Wednesday, November 27, 2013

recoll: indexed file searching that works

Today I discovered recoll, a tool for indexing files (i.e. both file names and contents, and including emails) and running searches over the index. It has both graphical and command-line interfaces, and unlike some other open-source tools that claim to do this job, it really seems to work. While traditional tools like grep and find work fine, grep for example was not designed to run searches with multiple search keys, and neither of them use an index, so every search walks the filesystem anew. Another traditional tool, locate, uses an index for speed, but it only knows how to search filenames (and paths), not file contents.

Anyway, recoll appears to be the open-source file indexing and searching tool that I was looking for. Here's how to install it in openSUSE:

  1. Go to software.opensuse.org
  2. In the search box, type "recoll-qt3"
  3. Under your version of openSUSE, click on "Show unstable packages"
  4. Find version 1.14.4 from the KDE:KDE3 repository and click on "1 Click Install"

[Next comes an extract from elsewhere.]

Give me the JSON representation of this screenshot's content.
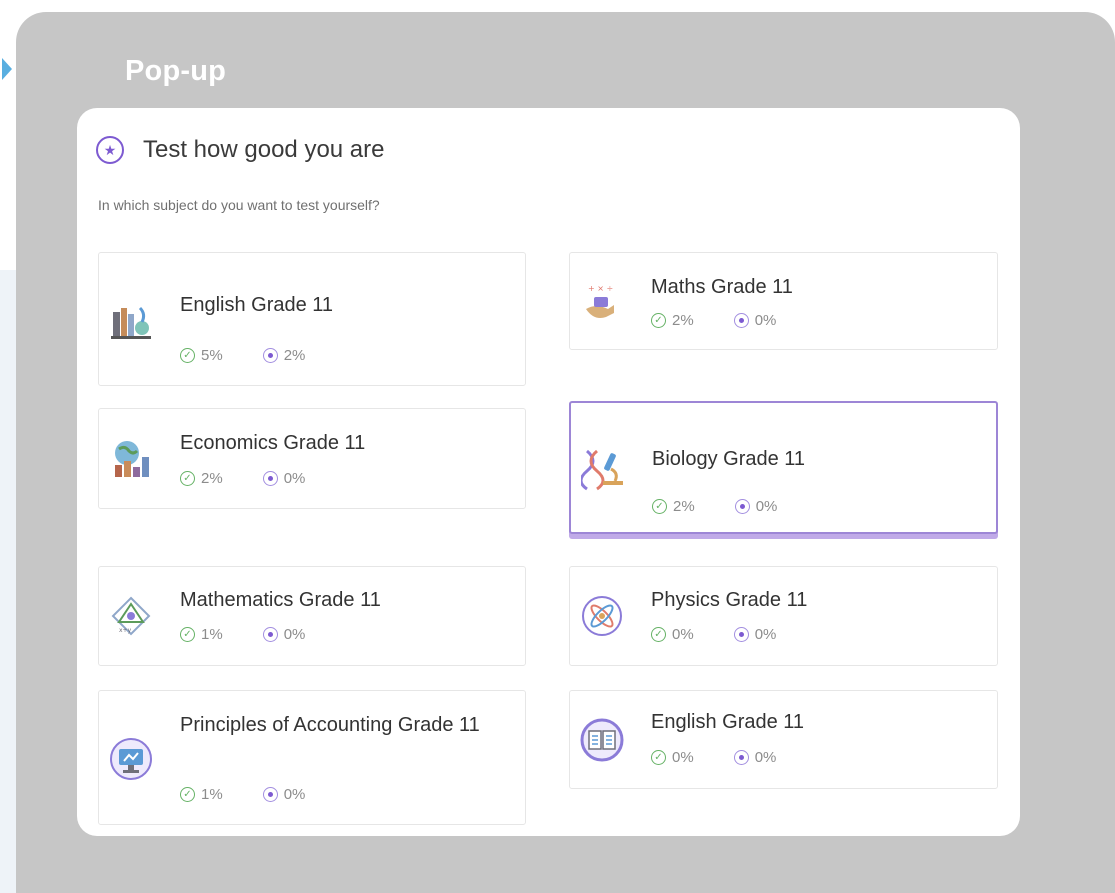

Once the tool is installed, you need to set up an index like so:
  1. review the configuration file documentation:
    # less /usr/share/recoll/examples/recoll.conf
    
  2. as your normal user, create a .recoll directory in your home directory:
    $ mkdir ~/.recoll
    
  3. create a basic recoll.conf in that directory:
    $ echo "topdirs = ~" > ~/.recoll/recoll.conf
    
    (topdirs is all you need to get started)
  4. build the index:
    $ recollindex 2>/dev/null
    
    (run without >/dev/null to see the error messages, but they probably aren't important)
  5. run some simple searches
    $ recollq searchterm
    $ recollq searchterm1
    $ recollq searchterm1 searchterm2
    

5 comments:

  1. Recoll 1.14.4 probably begins to show its age... If you wish to update, I think that there is a much more recent release in KDE:Extra:
    https://build.opensuse.org/package/show?package=recoll&project=KDE%3AExtra

    ReplyDelete
    Replies
    1. Yes, but it appears to be missing the command-line client (recollq).

      Delete
  2. As Jean-François noted, why using such dated version?? Furthermore, qt3 package??
    There is a nice package in KDE:Extra + aditional kio recoll...

    ReplyDelete
    Replies
    1. Did you read my response to Jean-François? I'm primarily interested in the command-line interface.

      Delete
  3. recoll -t behaves exactly like recollq (no connection to X server, same query syntax, same output). The only reason to use recollq is for people who don't have the qt and x11 libs installed at all, for example on a NAS box.

    ReplyDelete